Rischia la pena di morte il professor Awad Al-Qarni, docente 65enne arrestato in Arabia Saudita nel 2017. La sua presunta colpa è quella di aver diffuso attraverso WhatsApp e Twitter notizie considerate “ostili” al regno saudita. Il caso è stato portato all’attenzione dell’opinione pubblica dal quotidiano britannico Guardian che ha visionato documenti del tribunale saudita che sta gestendo la causa. I dettagli dell’accusa sono stati condivisi con il giornale dal figlio del docente Nasser, fuggito dall‘Arabia Saudita un anno fa e ora residente in Gran Bretagna. La pena capitale è stata richiesta dall’accusa ma i giudici devono ancora emettere la sentenza. Il docente, che insegnava diritto, è considerato un intellettuale di spessore e su Twitter era seguito da circa 2 milioni di persone.

Difensori dei diritti umani e dissidenti sauditi in esilio hanno avvertito che le autorità saudite hanno avviato una nuova severa repressione nei confronti di individui che sono percepiti come critici del governo. Come ricorda il Guardian la ricercatrice univesristaria Salma al-Shehab ha ricevuto una condanna a 34 anni per avere seguito e ritwittato messaggi di dissidenti e attivisti. Un’altra donna, Noura al-Qahtani, è stata condannata a 45 anni di carcere sempre a causa di un uso di Twitter considerato improprio. A guidare la repressione è il principe ereditario Mohammed bin Salman, accusato dalla Cia di essere il mandante dell’omicidio del giornalista dissidente Jamal Khashoggi, e nominato lo scorso settembre capo del governo. Ryiad non ha sinora risposto alle richieste di commento sulla situazione di Awad Al-Qarni avanzata dal Guardian.

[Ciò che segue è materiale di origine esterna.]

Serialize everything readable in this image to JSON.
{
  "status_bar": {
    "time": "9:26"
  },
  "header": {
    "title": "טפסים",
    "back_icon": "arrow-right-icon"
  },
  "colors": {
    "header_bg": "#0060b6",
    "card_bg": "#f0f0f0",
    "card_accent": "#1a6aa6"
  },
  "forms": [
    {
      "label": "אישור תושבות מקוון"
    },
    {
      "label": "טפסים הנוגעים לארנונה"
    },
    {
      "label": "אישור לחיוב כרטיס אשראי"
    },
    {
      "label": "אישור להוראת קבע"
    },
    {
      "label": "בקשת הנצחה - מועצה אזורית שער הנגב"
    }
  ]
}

Di recente il governo saudita ha accresciuto l’entità dei suoi investimenti in Twitter e Facebook. Dopo l’acquisto della piattaforma di messaggistica da parte di Elon Musk i sauditi (in particolare il principe Alwaleed bin Talal) hanno mantenuto una quota valutata poco meno di 2 miliardi di dollari che ne fanno il secondo azionista del social. Il fondo sovrano saudita è un importante azionista anche di Meta (società che controlla Facebook, Instagram e Whatsapp) oltre che di Microsoft ed Alphabet (Google, Youtube). Le società statunitensi con importanti investimenti sauditi non hanno mai risposto alle domande pubbliche sul trattamento del dissenso da parte dell’Arabia Saudita o sull’incarcerazione degli utenti.